Op de productiestraat werken onder andere een drukker, al sinds 1996 in dienst, en een visueel inspecteur, die vanaf 2008 in dienst is. Op die hete 24e juli hebben ze hun werk een deel van de tijd zonder veiligheidsschoenen verricht. De werkgever tolereert dit niet. Een dag later wordt de drukker op staande voet ontslagen wegens het overtreden van de veiligheidsvoorschriften. Zijn collega wordt eerst nog geschorst. Na nader onderzoek en een gesprek wordt ook zij, op 30 juli, alsnog op staande voet ontslagen.

Ook in de arbeidsverhouding is de temperatuur behoorlijk opgelopen.
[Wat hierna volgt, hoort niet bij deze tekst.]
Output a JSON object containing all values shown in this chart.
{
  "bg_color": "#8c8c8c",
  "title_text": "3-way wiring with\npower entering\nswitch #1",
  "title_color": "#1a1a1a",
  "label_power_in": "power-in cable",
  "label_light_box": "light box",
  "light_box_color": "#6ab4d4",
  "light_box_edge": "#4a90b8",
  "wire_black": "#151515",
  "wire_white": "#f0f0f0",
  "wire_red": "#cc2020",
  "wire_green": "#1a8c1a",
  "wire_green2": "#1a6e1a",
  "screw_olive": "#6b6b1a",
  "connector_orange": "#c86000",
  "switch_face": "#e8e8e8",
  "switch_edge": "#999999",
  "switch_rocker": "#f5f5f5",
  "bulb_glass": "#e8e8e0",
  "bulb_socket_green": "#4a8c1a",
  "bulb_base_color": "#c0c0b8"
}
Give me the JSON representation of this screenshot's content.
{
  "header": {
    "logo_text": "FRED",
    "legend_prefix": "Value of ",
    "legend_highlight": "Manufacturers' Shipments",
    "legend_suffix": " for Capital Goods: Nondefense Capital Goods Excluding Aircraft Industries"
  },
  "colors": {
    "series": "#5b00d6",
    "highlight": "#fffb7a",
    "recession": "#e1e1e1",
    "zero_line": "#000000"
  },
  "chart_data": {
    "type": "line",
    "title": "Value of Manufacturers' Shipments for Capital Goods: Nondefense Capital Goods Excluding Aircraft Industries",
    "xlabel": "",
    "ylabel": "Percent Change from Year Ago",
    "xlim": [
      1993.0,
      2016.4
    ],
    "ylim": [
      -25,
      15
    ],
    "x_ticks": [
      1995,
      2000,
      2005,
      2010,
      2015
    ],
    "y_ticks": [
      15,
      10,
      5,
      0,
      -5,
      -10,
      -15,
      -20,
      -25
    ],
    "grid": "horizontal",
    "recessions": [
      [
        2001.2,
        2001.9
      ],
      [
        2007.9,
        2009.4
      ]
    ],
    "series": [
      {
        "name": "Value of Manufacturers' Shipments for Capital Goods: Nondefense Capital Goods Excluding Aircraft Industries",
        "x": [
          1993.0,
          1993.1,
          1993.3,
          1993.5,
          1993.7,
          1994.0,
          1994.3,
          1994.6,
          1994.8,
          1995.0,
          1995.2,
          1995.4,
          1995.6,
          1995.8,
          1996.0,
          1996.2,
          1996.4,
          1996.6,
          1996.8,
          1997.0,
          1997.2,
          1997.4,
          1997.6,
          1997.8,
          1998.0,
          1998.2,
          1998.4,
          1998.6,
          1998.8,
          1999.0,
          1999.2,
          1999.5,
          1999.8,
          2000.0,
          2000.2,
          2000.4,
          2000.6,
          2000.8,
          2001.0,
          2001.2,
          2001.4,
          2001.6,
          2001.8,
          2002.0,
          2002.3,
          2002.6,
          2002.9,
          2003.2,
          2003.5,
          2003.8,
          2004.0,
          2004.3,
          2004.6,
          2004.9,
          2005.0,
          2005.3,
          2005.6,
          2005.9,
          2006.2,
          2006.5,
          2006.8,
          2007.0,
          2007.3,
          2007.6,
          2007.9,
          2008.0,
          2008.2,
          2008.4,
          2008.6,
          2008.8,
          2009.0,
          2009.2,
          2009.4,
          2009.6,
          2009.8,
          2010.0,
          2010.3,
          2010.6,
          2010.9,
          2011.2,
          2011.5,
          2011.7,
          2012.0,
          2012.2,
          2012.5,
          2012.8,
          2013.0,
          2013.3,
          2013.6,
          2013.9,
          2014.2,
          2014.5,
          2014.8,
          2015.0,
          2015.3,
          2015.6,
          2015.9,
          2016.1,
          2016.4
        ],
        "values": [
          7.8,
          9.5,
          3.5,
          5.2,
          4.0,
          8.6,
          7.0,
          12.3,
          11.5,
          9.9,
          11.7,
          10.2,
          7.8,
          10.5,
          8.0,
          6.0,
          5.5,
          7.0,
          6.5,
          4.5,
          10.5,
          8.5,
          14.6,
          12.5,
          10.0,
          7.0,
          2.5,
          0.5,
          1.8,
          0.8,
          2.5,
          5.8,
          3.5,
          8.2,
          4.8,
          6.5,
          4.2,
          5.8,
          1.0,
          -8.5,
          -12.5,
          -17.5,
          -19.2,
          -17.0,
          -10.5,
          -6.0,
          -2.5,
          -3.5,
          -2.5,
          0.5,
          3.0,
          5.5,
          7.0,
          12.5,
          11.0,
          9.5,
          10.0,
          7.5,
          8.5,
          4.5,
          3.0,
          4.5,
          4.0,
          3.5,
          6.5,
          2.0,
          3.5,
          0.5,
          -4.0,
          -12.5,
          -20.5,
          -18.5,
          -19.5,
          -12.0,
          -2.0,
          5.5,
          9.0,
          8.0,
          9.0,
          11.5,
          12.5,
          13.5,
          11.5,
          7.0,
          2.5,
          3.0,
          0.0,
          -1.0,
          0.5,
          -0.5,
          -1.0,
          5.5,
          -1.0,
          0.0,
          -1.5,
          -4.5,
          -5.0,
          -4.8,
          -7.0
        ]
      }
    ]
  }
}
De werknemers spannen een kort geding aan om hun ontslag terug te draaien.

Veiligheid is geen bijzaak

De werknemers betogen onder meer dat het gevaar op de werkplek heel beperkt was. De schoenen zijn bedoeld om te beschermen tegen brandgevaar en beknelling en het risico daarvan was klein. Beide gevaren hebben zich ook niet voorgedaan. Veiligheidsschoenen zijn eigenlijk een beetje overdreven. En een ontslag al helemaal.

De rechter gaat niet mee in dit betoog. Kort gezegd komt de uitspraak erop neer dat de werkgever de baas is. Hij bepaalt de orde en de gang van zaken binnen de onderneming. Het is niet aan werknemers om veiligheidsvoorschriften te bagatelliseren, die moeten zich daar gewoon aan houden. De rechter oordeelt dat het ‘volledig navolgbaar’ is dat de werkgever hoge prioriteit hecht aan veilige arbeidsomstandigheden en handhaving daarvan.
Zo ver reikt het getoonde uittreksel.